Goldberg acknowledges that not all evidence is bad. Some studies on day care have found it’s not bad at all. (When one considers only studies conducted by people or groups without apparent bias, however—as is the case with the above study—the results almost always paint a not-so-pretty picture.) And he’s clear that he’s talking about parents who choose to work outside the home, not those who effectively have no choice.
Goldberg asks why the major media have not done more reporting on this. Why haven’t Dan Rather, Peter Jennings and their counterparts at the other major news networks shone their probing spotlights on growing evidence that great numbers of America’s children are getting the old short shrift by parents who decide that making more money and gaining status are more important than providing the best life for their children? Because this is about women, and in America’s newsrooms, women are a ‘protected class.’

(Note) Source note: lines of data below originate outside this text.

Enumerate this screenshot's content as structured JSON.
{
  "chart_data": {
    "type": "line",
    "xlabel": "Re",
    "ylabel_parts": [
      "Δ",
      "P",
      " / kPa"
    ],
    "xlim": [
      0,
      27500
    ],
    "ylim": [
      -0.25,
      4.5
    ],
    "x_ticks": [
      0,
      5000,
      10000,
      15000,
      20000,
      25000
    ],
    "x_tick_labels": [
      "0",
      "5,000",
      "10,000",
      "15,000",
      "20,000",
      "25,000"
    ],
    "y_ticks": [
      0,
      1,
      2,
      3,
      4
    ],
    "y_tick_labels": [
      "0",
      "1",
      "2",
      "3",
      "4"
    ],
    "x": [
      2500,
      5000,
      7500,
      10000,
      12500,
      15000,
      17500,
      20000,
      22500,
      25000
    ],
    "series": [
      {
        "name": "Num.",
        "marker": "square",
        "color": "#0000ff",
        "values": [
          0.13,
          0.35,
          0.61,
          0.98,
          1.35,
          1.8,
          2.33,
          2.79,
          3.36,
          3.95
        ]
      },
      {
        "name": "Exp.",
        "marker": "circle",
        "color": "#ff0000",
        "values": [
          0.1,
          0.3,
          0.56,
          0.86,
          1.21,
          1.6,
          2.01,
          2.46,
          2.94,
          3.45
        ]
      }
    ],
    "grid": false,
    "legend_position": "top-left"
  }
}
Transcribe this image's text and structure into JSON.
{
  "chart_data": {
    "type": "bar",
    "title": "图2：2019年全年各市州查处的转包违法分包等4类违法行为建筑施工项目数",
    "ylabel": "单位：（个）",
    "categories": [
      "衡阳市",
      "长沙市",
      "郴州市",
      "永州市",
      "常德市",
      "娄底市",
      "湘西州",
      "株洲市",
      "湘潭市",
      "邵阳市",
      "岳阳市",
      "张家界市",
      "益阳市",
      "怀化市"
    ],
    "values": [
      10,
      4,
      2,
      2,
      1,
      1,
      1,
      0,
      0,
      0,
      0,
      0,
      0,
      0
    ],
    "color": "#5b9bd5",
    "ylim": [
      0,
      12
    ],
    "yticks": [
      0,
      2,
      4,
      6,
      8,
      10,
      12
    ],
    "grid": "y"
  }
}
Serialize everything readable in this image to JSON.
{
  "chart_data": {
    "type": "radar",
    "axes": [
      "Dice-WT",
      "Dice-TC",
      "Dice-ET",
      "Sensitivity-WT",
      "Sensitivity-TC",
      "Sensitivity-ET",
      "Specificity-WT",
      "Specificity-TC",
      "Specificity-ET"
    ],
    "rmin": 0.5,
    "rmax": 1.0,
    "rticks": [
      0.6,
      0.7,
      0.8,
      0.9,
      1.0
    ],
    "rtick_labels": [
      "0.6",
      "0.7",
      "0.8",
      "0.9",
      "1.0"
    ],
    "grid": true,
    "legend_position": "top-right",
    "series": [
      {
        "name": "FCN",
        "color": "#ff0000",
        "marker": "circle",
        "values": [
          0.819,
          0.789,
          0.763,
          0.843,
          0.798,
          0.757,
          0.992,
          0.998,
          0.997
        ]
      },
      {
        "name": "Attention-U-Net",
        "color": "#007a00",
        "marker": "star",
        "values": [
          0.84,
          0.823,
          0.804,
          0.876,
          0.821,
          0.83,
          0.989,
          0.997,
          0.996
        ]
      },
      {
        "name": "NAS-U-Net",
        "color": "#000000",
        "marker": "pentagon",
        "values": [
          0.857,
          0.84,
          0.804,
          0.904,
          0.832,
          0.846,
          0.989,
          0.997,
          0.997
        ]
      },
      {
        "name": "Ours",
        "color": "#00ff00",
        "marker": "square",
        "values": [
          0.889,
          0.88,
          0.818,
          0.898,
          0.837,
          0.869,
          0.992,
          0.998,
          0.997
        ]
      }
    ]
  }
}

Feminists are highly threatened by the sort of evidence Goldberg cites…
And so, as writes Rich Lowery in the May 2001 National Review, “We are willing to do anything for the children except suggest that their mothers should stay with them; we are committed to leaving no child behind unless it is by his mother hustling off to make her career.” (John Rosemond, “Author Cites Working Moms In Deterioration of Morality,” in his column, “Parental Guidance,” The Daily Oklahoman, Mon., Mar. 11, 2002, p. 5B).
God has always known that godly mothers are the guardians of morality. His wisdom in ordaining that they should be keepers at home cannot be questioned. We who propose to teach “sound doctrine” ought to be sounding the clarion call for mothers to be “keepers at home” in the exalted position where God placed them instead of competing in the marketplace.
When mothers (and fathers) are driven by materialism and secular concerns more than concern for their children’s souls, everyone suffers—most of all, the children.